To watch Sen. Chambliss’ speech in its entirety, click here.


  1. ByteMe says:

    Not really blog-worthy… unless you’re going to point out that his premise is wrong, which it is. Wrong.

    Subprime was only a small part of why Fannie/Freddie were having trouble — they were nearly insolvent a couple of years before the subprime meltdown through sheer mismanagement and not because they “have been authorized over the years to purchase mortgages from individuals who simply couldn’t make their payments”.

    As for individuals not being able to make their mortgage payments, perhaps he can comment on how 10+% unemployment figures into people not being able to — or wanting to — afford a house that has a value less than the remaining mortgage amount.

    Saxby = Idiot.

    • btpull says:

      Actually Chambliss is correct. Quoting from Fannie Mae’s 2009 10K filing with the SEC:

      “Since 1993, we have been subject to housing goals, which have been set as a percentage of the total number of dwelling units underlying our total mortgage purchases, and have been intended to expand housing opportunities (1) for low- and moderate-income families, (2) in HUD-defined underserved areas, including central cities and rural areas, and (3) for low-income families in low-income areas and for very low-income families, which is referred to as “special affordable housing.”
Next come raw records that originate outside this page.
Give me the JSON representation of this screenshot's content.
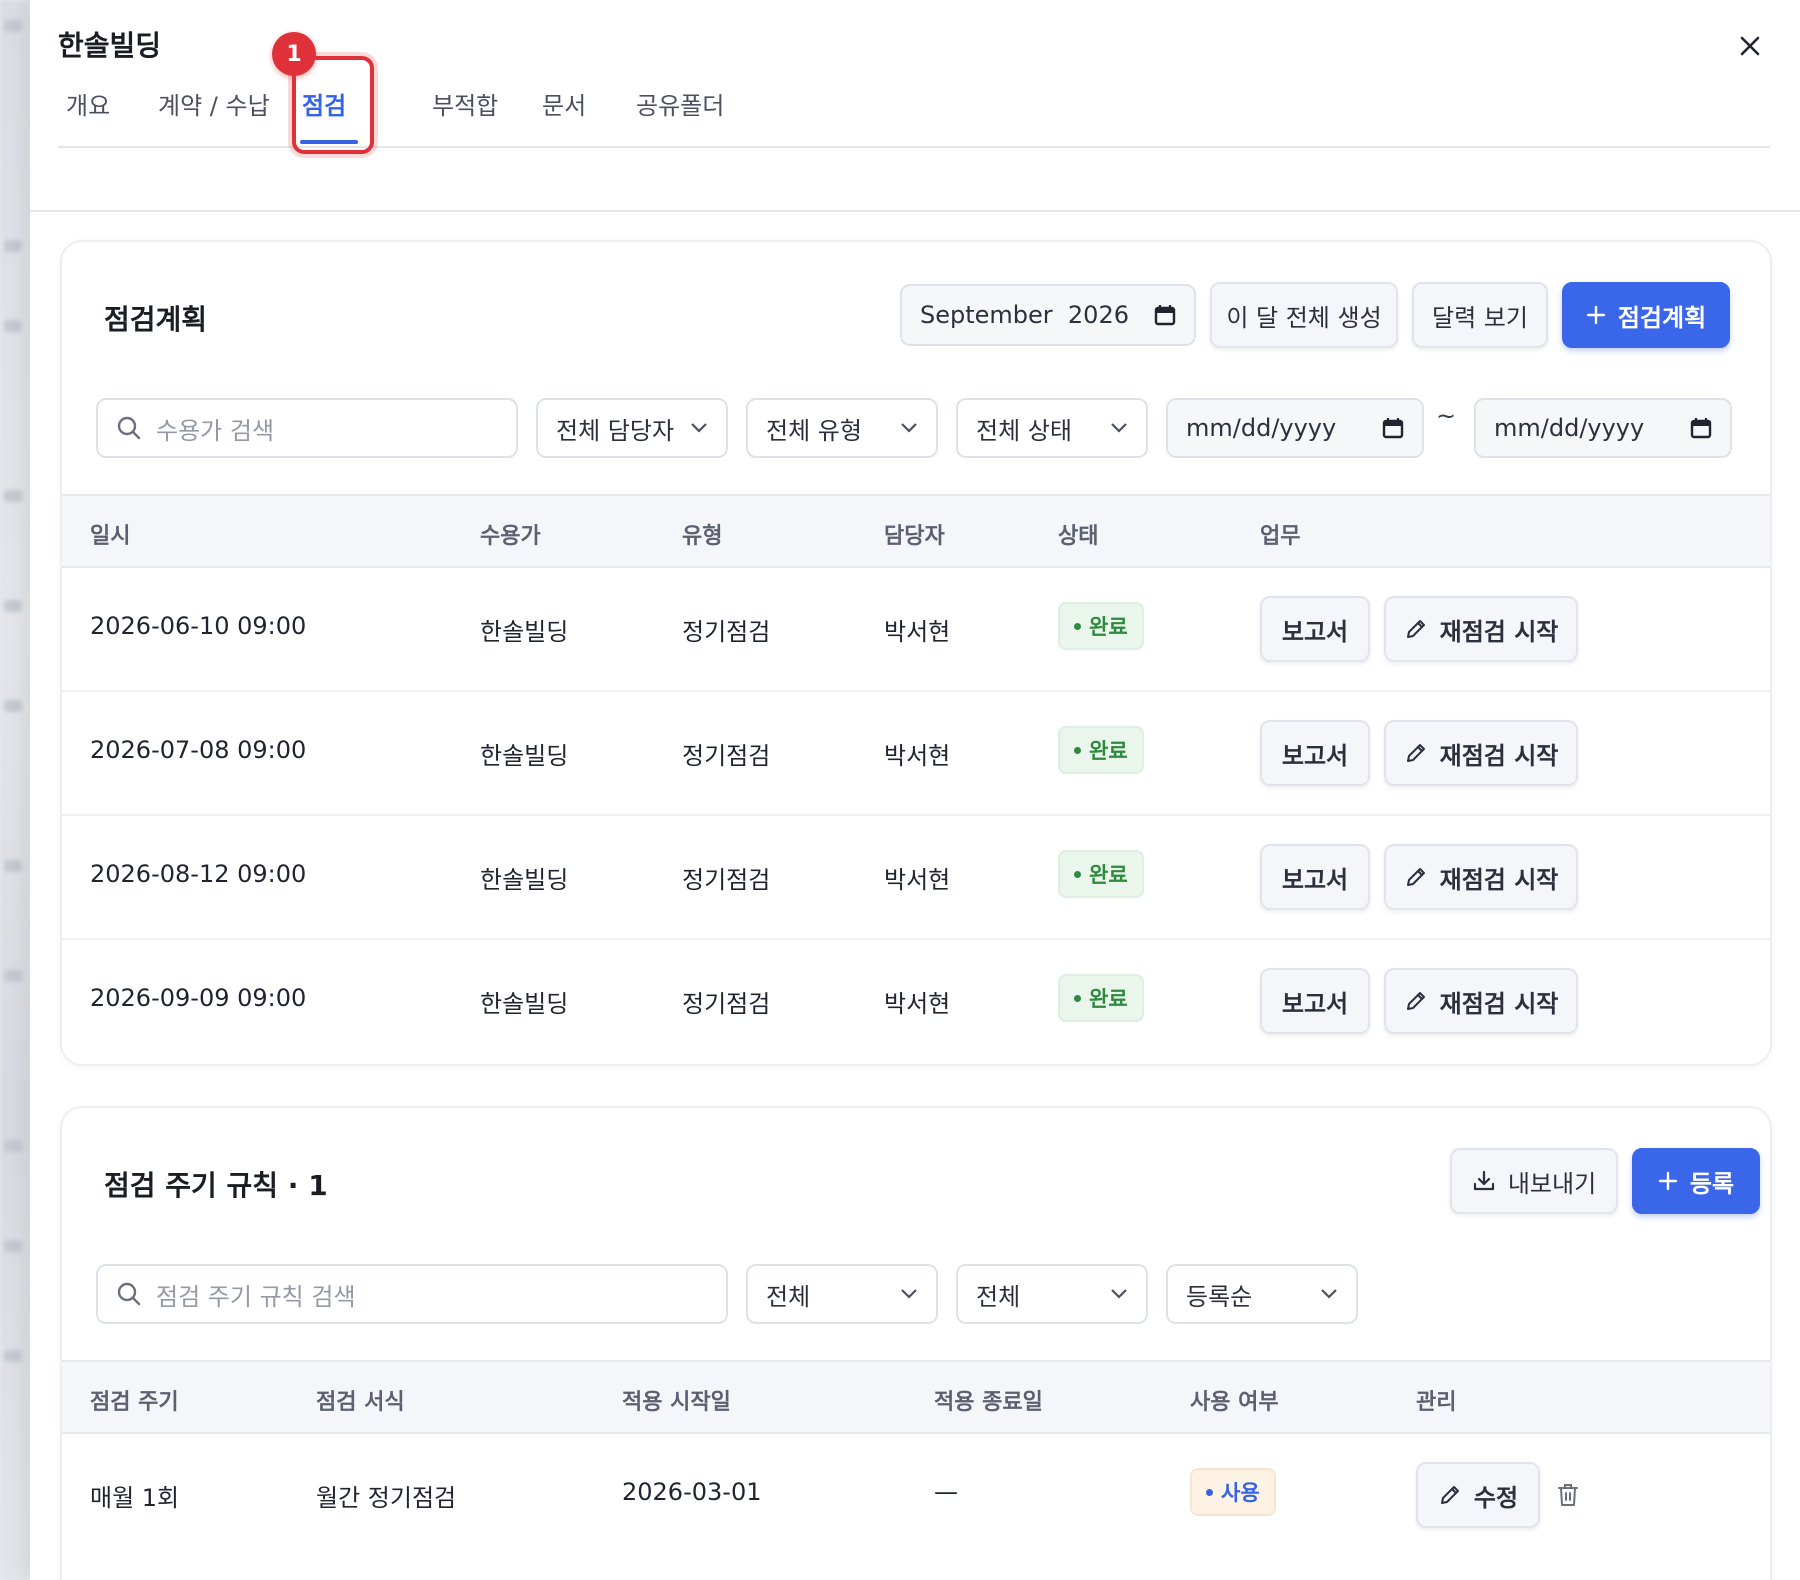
{
  "header": {
    "title": "한솔빌딩",
    "tabs": [
      {
        "label": "개요"
      },
      {
        "label": "계약 / 수납"
      },
      {
        "label": "점검"
      },
      {
        "label": "부적합"
      },
      {
        "label": "문서"
      },
      {
        "label": "공유폴더"
      }
    ],
    "active_tab": "점검",
    "tab_badge": "1"
  },
  "colors": {
    "accent": "#3a66ea",
    "highlight": "#e0303a",
    "done": "#2f8a3f"
  },
  "plan": {
    "title": "점검계획",
    "month_picker": "September  2026",
    "generate_label": "이 달 전체 생성",
    "calendar_label": "달력 보기",
    "add_label": "점검계획",
    "search_placeholder": "수용가 검색",
    "filters": {
      "manager": "전체 담당자",
      "type": "전체 유형",
      "status": "전체 상태",
      "date_from_placeholder": "mm/dd/yyyy",
      "date_to_placeholder": "mm/dd/yyyy",
      "range_sep": "~"
    },
    "columns": [
      "일시",
      "수용가",
      "유형",
      "담당자",
      "상태",
      "업무"
    ],
    "rows": [
      {
        "datetime": "2026-06-10 09:00",
        "customer": "한솔빌딩",
        "type": "정기점검",
        "manager": "박서현",
        "status": "완료",
        "report": "보고서",
        "reinspect": "재점검 시작"
      },
      {
        "datetime": "2026-07-08 09:00",
        "customer": "한솔빌딩",
        "type": "정기점검",
        "manager": "박서현",
        "status": "완료",
        "report": "보고서",
        "reinspect": "재점검 시작"
      },
      {
        "datetime": "2026-08-12 09:00",
        "customer": "한솔빌딩",
        "type": "정기점검",
        "manager": "박서현",
        "status": "완료",
        "report": "보고서",
        "reinspect": "재점검 시작"
      },
      {
        "datetime": "2026-09-09 09:00",
        "customer": "한솔빌딩",
        "type": "정기점검",
        "manager": "박서현",
        "status": "완료",
        "report": "보고서",
        "reinspect": "재점검 시작"
      }
    ]
  },
  "rules": {
    "title": "점검 주기 규칙 · 1",
    "export_label": "내보내기",
    "add_label": "등록",
    "search_placeholder": "점검 주기 규칙 검색",
    "filters": {
      "filter1": "전체",
      "filter2": "전체",
      "sort": "등록순"
    },
    "columns": [
      "점검 주기",
      "점검 서식",
      "적용 시작일",
      "적용 종료일",
      "사용 여부",
      "관리"
    ],
    "rows": [
      {
        "cycle": "매월 1회",
        "form": "월간 정기점검",
        "start": "2026-03-01",
        "end": "—",
        "use": "사용",
        "edit": "수정"
      }
    ]
  }
}
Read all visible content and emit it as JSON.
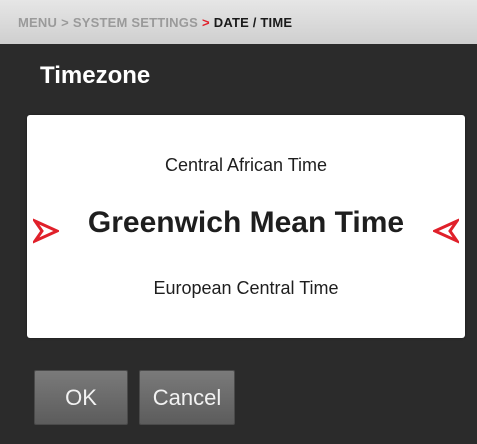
{
  "breadcrumb": {
    "menu": "MENU",
    "sep1": ">",
    "system_settings": "SYSTEM SETTINGS",
    "sep2": ">",
    "current": "DATE / TIME"
  },
  "title": "Timezone",
  "picker": {
    "previous": "Central African Time",
    "selected": "Greenwich Mean Time",
    "next": "European Central Time"
  },
  "buttons": {
    "ok": "OK",
    "cancel": "Cancel"
  },
  "colors": {
    "accent": "#e0202a",
    "background": "#2b2b2b"
  }
}
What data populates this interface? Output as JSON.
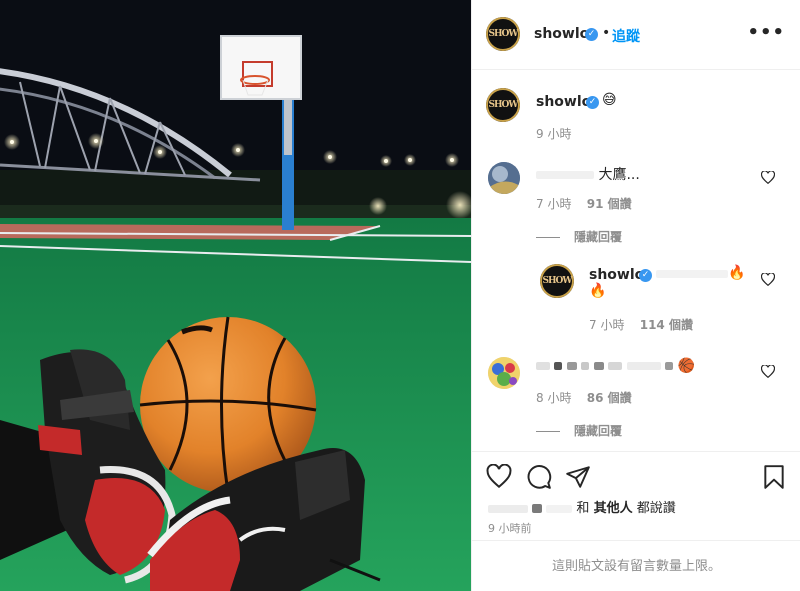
{
  "header": {
    "username": "showlo",
    "verified": true,
    "separator": "•",
    "follow_label": "追蹤",
    "more_icon": "more-horizontal-icon",
    "avatar_text": "SHOW"
  },
  "caption": {
    "username": "showlo",
    "emoji": "😅",
    "time": "9 小時"
  },
  "comments": [
    {
      "username_blurred": true,
      "text": "大鷹...",
      "time": "7 小時",
      "likes": "91 個讚",
      "view_replies": "隱藏回覆",
      "replies": [
        {
          "username": "showlo",
          "verified": true,
          "emoji_inline": "🔥",
          "emoji_next_line": "🔥",
          "time": "7 小時",
          "likes": "114 個讚"
        }
      ]
    },
    {
      "username_blurred": true,
      "emoji": "🏀",
      "time": "8 小時",
      "likes": "86 個讚",
      "view_replies": "隱藏回覆"
    }
  ],
  "actions": {
    "icons": [
      "heart-icon",
      "comment-icon",
      "share-icon",
      "bookmark-icon"
    ]
  },
  "likes_line": {
    "and": "和",
    "others": "其他人",
    "suffix": "都說讚"
  },
  "post_time": "9 小時前",
  "footer_text": "這則貼文設有留言數量上限。",
  "colors": {
    "link_blue": "#0095f6",
    "verified_blue": "#3897f0",
    "meta_gray": "#8e8e8e",
    "court_green": "#1f9c55",
    "court_red": "#b86a5c",
    "ball_orange": "#e8892f",
    "pole_blue": "#2a7fd0",
    "sky": "#0a0d14"
  }
}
      “Since 1995, we have also been required to meet a subgoal for multifamily special affordable housing that is expressed as a dollar amount. The 2008 Reform Act changed the structure of the housing goals and created a new duty for us and Freddie Mac to serve three underserved markets—manufactured housing, affordable housing preservation, and rural housing—beginning in 2010”

      “The potential penalties for failure to comply with housing plan requirements are a cease-and-desist order and civil money penalties. To the extent that we purchase higher risk loans to meet our housing goals, these purchases could contribute to future credit losses. ”

      In other words Fannie Mae is given targeted requirements for loans to low-income people. They must meet these targets even if it requires them to purchase high risk loans that will result in financial losses to the firm.

  2. ByteMe says:

    You’re projecting a 2009 SEC filing with statements about future possibilities into the past.

    Poor people did not cause the problems in the financial markets.